Malls can fully work during week, all non-essential stores must close at weekends
Meanwhile, stores are fully closed, save for those selling essential items like food and pharmaceuticals, or those with a drive-in option. As last spring, pet stores are also open to staff, to care for the livestock, but unlike last spring, all non-essential stores are closed at weekends, not only in malls.
Retail chiefs have also queried the lack of clarity on mask-wearing, now enforced in stores with free, temporary masks doled out to shoppers without one, but a requirement since November last year.
Guido Pärnits said that it had not been an obligation, but rather a recommendation, until now.
He said: "There has never been such an obligation - to wear a mask in public spaces," Pärnits said.
"There was just a strong recommendation. It has never carried with it the force of law, or regulation or obligation," he added.

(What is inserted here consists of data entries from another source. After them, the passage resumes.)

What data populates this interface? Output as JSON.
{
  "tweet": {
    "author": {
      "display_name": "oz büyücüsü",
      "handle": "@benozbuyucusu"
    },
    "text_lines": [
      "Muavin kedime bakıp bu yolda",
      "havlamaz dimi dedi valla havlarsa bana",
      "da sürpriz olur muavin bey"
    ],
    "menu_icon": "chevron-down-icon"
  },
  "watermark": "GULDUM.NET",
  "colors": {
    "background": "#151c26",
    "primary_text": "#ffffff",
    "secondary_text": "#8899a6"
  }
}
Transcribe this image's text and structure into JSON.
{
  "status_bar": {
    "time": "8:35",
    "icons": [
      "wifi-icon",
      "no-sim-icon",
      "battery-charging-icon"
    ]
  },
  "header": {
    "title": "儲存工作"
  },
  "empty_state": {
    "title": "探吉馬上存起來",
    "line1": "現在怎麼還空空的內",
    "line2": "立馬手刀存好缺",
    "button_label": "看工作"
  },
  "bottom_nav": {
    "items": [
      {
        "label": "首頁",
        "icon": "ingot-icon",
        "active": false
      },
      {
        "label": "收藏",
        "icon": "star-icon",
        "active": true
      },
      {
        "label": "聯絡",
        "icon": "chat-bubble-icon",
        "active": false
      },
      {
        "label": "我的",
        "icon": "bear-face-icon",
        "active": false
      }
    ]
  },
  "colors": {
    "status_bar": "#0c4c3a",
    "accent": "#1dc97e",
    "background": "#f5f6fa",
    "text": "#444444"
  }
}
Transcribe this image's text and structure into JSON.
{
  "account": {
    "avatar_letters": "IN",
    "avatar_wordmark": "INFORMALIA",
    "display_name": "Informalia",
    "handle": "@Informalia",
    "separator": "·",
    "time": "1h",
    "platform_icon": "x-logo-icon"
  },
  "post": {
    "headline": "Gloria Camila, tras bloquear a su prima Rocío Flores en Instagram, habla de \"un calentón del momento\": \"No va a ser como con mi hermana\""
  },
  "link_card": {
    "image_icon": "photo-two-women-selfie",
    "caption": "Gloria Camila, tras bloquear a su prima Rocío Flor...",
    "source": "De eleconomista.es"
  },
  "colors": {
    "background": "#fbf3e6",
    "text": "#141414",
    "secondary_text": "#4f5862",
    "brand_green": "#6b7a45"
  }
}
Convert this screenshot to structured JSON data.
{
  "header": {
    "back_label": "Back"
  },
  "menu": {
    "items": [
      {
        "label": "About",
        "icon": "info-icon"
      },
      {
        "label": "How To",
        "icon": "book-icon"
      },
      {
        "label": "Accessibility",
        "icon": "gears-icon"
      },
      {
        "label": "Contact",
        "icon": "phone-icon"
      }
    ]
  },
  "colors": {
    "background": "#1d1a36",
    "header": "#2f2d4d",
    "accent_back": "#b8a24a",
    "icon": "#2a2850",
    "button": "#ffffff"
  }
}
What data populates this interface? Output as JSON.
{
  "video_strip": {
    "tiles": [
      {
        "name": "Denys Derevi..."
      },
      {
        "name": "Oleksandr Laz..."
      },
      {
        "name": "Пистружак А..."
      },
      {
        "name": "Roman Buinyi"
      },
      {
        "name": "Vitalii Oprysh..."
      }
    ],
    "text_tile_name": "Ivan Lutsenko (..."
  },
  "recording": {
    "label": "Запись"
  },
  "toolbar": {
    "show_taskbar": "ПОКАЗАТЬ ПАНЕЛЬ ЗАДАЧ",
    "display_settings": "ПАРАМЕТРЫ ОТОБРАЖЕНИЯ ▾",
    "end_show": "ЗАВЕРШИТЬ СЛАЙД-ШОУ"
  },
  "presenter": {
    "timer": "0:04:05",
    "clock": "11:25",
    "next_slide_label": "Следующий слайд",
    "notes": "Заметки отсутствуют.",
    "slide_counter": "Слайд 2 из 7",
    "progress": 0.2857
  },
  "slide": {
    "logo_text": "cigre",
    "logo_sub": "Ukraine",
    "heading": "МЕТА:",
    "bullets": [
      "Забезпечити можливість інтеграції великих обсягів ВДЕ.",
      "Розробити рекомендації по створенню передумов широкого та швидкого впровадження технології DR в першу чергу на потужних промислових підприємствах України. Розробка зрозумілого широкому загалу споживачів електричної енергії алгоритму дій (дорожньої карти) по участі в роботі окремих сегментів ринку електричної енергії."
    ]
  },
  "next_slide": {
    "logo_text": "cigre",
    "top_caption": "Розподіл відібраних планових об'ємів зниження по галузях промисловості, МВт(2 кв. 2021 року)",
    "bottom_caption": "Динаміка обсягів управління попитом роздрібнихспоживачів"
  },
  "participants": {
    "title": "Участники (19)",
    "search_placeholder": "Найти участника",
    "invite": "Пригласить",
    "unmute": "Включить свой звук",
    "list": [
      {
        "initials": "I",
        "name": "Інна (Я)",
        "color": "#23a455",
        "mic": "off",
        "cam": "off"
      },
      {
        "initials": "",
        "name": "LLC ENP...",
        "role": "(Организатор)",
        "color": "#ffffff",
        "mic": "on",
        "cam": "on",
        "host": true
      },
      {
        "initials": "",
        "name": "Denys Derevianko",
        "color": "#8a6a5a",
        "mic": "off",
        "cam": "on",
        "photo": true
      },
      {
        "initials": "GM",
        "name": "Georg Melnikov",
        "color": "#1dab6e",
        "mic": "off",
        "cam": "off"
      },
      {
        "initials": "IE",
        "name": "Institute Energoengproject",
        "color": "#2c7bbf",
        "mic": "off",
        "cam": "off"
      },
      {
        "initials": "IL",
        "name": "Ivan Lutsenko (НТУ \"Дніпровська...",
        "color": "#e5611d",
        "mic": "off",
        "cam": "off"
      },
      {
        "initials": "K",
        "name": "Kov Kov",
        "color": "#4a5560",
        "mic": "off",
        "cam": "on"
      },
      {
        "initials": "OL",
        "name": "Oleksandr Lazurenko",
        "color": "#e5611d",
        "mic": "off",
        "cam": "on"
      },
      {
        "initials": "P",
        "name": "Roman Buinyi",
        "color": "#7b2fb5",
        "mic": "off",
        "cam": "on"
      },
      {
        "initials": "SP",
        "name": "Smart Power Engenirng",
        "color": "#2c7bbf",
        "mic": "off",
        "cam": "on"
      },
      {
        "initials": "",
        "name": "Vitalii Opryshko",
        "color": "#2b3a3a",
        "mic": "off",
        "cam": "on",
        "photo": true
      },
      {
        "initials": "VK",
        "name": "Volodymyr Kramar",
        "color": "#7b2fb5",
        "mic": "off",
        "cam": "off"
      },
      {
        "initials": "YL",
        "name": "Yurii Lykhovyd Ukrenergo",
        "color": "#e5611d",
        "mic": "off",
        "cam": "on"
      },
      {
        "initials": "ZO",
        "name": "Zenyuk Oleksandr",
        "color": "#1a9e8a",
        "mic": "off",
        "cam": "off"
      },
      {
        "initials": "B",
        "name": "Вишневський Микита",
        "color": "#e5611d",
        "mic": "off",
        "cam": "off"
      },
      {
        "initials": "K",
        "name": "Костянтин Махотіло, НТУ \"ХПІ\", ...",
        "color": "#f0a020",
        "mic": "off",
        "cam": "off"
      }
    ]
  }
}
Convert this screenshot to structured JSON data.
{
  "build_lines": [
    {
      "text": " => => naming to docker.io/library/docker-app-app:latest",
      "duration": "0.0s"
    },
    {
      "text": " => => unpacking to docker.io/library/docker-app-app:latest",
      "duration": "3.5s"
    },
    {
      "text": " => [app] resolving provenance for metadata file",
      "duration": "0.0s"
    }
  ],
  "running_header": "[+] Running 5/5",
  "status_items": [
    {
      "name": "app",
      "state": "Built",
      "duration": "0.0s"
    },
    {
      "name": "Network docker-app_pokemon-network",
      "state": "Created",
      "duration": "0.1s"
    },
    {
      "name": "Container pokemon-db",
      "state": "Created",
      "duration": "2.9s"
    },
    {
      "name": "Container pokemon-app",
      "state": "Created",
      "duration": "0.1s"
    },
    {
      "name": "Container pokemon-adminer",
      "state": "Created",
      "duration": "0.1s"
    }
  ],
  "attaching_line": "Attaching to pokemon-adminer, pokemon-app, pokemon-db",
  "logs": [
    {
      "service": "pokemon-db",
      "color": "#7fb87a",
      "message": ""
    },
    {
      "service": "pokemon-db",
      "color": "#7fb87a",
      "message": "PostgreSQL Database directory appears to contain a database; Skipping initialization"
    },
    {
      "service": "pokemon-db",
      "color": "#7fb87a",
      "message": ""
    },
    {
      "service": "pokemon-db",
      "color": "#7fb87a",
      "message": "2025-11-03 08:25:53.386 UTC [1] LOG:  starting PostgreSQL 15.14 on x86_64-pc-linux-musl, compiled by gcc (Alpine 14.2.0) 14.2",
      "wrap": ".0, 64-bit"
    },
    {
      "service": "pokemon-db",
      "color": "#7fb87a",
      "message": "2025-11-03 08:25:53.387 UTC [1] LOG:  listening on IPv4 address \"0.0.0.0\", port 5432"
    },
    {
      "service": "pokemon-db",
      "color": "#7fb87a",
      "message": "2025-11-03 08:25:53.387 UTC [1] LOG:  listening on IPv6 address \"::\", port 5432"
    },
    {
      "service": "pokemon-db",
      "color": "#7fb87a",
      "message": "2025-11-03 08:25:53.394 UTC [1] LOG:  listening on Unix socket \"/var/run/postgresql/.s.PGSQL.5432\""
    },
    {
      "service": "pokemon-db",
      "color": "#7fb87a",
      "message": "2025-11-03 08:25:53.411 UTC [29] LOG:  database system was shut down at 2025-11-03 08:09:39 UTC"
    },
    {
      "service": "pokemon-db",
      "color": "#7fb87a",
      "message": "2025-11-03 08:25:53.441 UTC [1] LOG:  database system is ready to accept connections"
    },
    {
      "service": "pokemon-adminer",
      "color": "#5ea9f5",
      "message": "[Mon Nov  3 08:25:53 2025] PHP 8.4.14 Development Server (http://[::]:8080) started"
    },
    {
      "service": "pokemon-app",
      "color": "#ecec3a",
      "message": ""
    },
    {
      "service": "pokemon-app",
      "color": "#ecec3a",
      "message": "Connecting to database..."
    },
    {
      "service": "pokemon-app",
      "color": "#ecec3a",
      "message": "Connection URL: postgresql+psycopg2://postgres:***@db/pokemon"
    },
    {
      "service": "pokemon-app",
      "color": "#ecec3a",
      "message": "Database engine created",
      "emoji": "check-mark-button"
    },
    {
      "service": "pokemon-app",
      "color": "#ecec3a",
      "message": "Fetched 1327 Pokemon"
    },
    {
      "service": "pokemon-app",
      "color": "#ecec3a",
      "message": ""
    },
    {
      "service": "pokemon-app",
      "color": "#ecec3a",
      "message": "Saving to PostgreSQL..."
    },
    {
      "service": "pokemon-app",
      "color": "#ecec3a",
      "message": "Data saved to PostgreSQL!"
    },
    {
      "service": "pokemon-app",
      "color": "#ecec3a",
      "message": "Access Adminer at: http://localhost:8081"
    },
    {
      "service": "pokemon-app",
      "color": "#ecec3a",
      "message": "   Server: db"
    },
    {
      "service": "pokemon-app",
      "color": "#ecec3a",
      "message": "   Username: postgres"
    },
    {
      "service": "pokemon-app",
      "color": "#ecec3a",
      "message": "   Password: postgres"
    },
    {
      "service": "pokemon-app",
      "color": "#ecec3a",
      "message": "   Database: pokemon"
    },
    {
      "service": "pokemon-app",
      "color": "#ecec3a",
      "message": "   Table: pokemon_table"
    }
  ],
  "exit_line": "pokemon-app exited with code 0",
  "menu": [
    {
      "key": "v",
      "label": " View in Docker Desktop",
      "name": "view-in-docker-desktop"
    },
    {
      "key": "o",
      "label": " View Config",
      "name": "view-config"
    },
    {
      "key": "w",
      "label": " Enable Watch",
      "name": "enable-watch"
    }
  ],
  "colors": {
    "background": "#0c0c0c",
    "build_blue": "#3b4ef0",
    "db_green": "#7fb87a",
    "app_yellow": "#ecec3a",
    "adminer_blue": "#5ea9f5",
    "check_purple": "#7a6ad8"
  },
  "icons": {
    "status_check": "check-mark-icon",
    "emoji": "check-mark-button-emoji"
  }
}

Fining those without a mask has been very difficult so far, he added. In fact only the Health Board has this authority, he said; while security guards in malls, Tallinn municipal police on public transport in the capital, and the regular police themselves, can check mask-wearing compliance, they cannot issue fines to violators.
Legal positions still not clear
The legal question is still in the air, Pärnits thought.
He said: "Certainly there are many lawyers who will work on the matter. But in principle, it should be the case that, just as a traffic offender can be fined, so can other violators of agreed rules."
Nele Peil said it is also not clear who is responsible for ensuring the occupancy limit and whether business would be fined if this level was exceeded.
Personal responsibility in this and mask-wearing was also required, she said; for smaller stores in her organization – the Estonian Traders' Association (Kaupmeeste liit) – had no agreement in place across the board.
Peil said: "Some of our members have stated that they will not serve unmasked people whatsoever, others have said that they will not be able to ensure the safety of their employees if a customer becomes aggressive [when being instructed to don a mask]."
Guido Pärnits also said that vaccinations should be made mandatory, noting that the vaccines were not the same as an ordinary flu jab.
Minister: Support measures coming
Entrepreneurship minister Andres Sutt (Reform) says that support measures will be forthcoming for retailers hit by the new regulations, primarily in the form of wage support via the Unemployment Insurance Fund (Töötukassa – a measure which was installed last spring to summer – ed.) with the time-frame likely to be a month, as things stand.
Nele Peil said that this would help, given the proportion of business costs which go on wages, while discussions were ongoing on rental support, as was also provided last spring, and also loan repayment holidays.
Guido Pärnits said that while the support package could do with being a wider net than that cast so far, many stores may not be hit too hard by the restrictions as they currently stand, particularly in malls and given that work-days would still see malls open.
"The concentration of people on business days is rising in shopping malls, and in any case still makes up 90 percent of their turnover," he said.
"And in that sense, I agree with [prime minister] Kaja Kallas that in a crisis situation, every individual and every firm must be willing to contribute a little. The idea of the government shouldering the burden of all the financial losses is perhaps far-fetched," he added.